This weekend the Spousal Unit and I participated in our almost-annual tradition of the pre-Oscar moviethon. Friend Kelly was our fine guide (meaning he did the schedule, which is the hardest part), and we were also accompanied John, Robert, and Kimberly (*waves*). There are spoilers ahead. Consider yourself warned.
We saw this on Saturday, because we just couldn't fit it in on Sunday. Next year we've decided to split the whole thing up over two days, which will mean more movies with less stress. Munich was a hard watch. We look on as Eric Bana is beaten down by death and futility, in the end becoming a hollowed-out version of himself. The transformation is subtle and watchable. One complaint I've heard is that the movie lacks character development. With the exception of Bana's Avner, this is probably true. The rest of the cast are pretty one-dimensional, given substance only as a seemingly tacked-on effort to create sympathy before something horrible happens to them.

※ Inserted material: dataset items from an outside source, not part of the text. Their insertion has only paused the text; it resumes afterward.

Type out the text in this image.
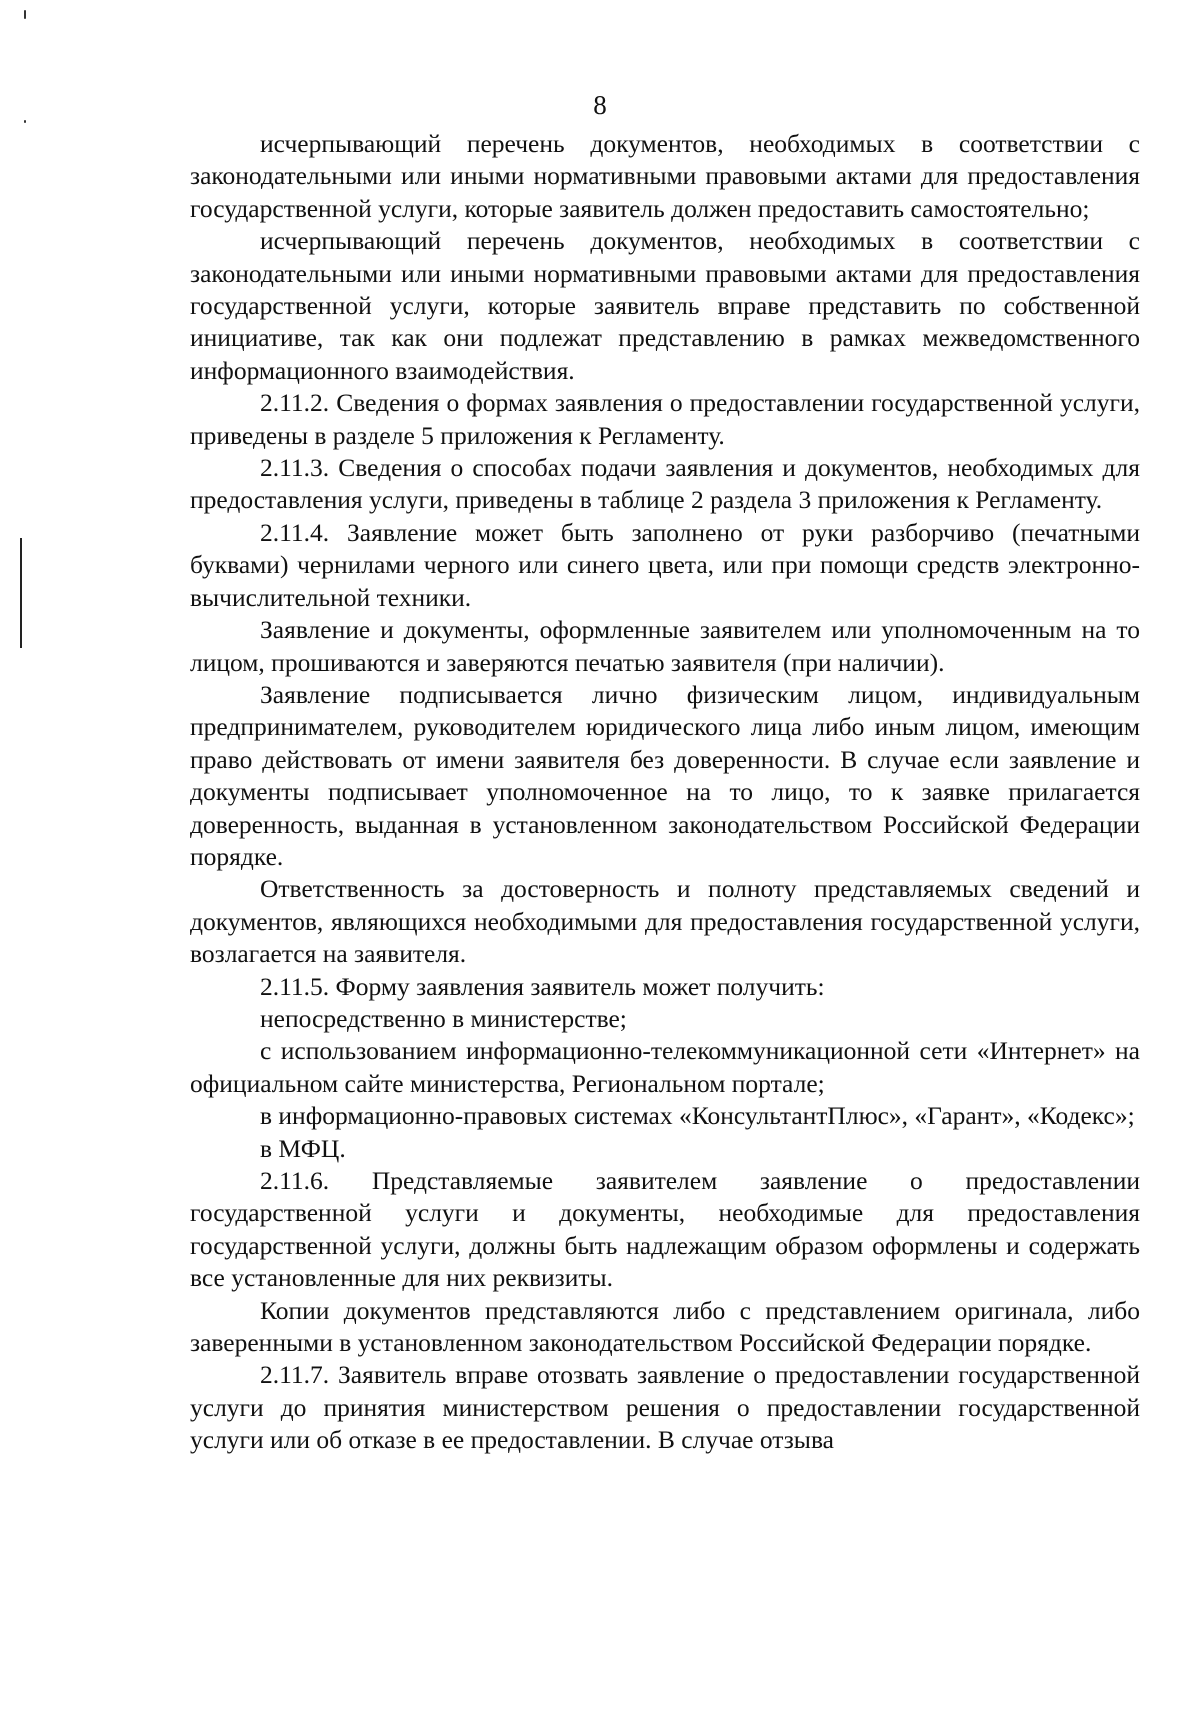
8

исчерпывающий перечень документов, необходимых в соответствии с законодательными или иными нормативными правовыми актами для предоставления государственной услуги, которые заявитель должен предоставить самостоятельно;

исчерпывающий перечень документов, необходимых в соответствии с законодательными или иными нормативными правовыми актами для предоставления государственной услуги, которые заявитель вправе представить по собственной инициативе, так как они подлежат представлению в рамках межведомственного информационного взаимодействия.

2.11.2. Сведения о формах заявления о предоставлении государственной услуги, приведены в разделе 5 приложения к Регламенту.

2.11.3. Сведения о способах подачи заявления и документов, необходимых для предоставления услуги, приведены в таблице 2 раздела 3 приложения к Регламенту.

2.11.4. Заявление может быть заполнено от руки разборчиво (печатными буквами) чернилами черного или синего цвета, или при помощи средств электронно-вычислительной техники.

Заявление и документы, оформленные заявителем или уполномоченным на то лицом, прошиваются и заверяются печатью заявителя (при наличии).

Заявление подписывается лично физическим лицом, индивидуальным предпринимателем, руководителем юридического лица либо иным лицом, имеющим право действовать от имени заявителя без доверенности. В случае если заявление и документы подписывает уполномоченное на то лицо, то к заявке прилагается доверенность, выданная в установленном законодательством Российской Федерации порядке.

Ответственность за достоверность и полноту представляемых сведений и документов, являющихся необходимыми для предоставления государственной услуги, возлагается на заявителя.

2.11.5. Форму заявления заявитель может получить:

непосредственно в министерстве;

с использованием информационно-телекоммуникационной сети «Интернет» на официальном сайте министерства, Региональном портале;

в информационно-правовых системах «КонсультантПлюс», «Гарант», «Кодекс»;

в МФЦ.

2.11.6. Представляемые заявителем заявление о предоставлении государственной услуги и документы, необходимые для предоставления государственной услуги, должны быть надлежащим образом оформлены и содержать все установленные для них реквизиты.

Копии документов представляются либо с представлением оригинала, либо заверенными в установленном законодательством Российской Федерации порядке.

2.11.7. Заявитель вправе отозвать заявление о предоставлении государственной услуги до принятия министерством решения о предоставлении государственной услуги или об отказе в ее предоставлении. В случае отзыва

Nonetheless, this movie is worth watching; just don't see it when you're full of weltzschmerz, or the despair may kill you.
Mrs. Henderson Presents
This was the first of the Sunday movies. This is a fun romp, utterly charming, and even a little believable. Judy Dench and Bob Hoskins have sizzling chemistry in this story about a theatre gone naughty (sort of) in WWII London. It makes me want to find an excuse to use the phrase "what about naked girls?" While Dench's performance was lovely, it doesn't touch Huffman's in Transamerica, but I could still see her getting the Oscar on the strength of her career. Yes, yes, I know it's supposed to be for the performance. We all know that sometimes it doesn't pan out that way.
Howl's Moving Castle
We had never been to the Mission, and despite the noise, I think it's a grand place to grab a burger and a movie. Unfortunately the movie was...pretty boring. I was charmed by the Castle itself, but beyond that I found it to be slow-moving and uninspired. I haven't seen Wallace and Gromit, so I'm hoping for Tim Burton's Corpse Bride to take Best Animated Film.
Walk The Line
June Carter and Johnny Cash had one of entertainment's Great Affairs. Their passion is recorded succinctly in June's "Ring of Fire". That's why it's such a shame that Witherspoon and Phoenix had no chemistry. I didn't believe their love, especially Witherspoon's. The two actors did a passable job in a passable movie. I would liked to have seen more focus and more passion from this great love story. I hope someday, someone does it right. I have a feeling Witherspoon is going to get the Oscar, and I'm going to be throwing shoes at the television.
Good Night, and Good Luck
I admit I dozed during bits of this--but not because of the movie--it was just past my bedtime. This was a tight, well-done portrait of a pivotal moment in time: when Edward R. Murrow stood up to Eugene McCarthy. Beautifully directed and shot, every frame is a delight. The dialogue is bright, the pacing is exact, and the characters are developed in a mostly "show, don't tell" fashion of which I heartily approve. Clooney has me in his cheering section for Best Director.
I'm stopping at Borders tonight to see how many more nominated films I can grab for us to watch before the Big Day. This will be the year we've seen as many of the films as possible. We are at least having a lot of fun trying.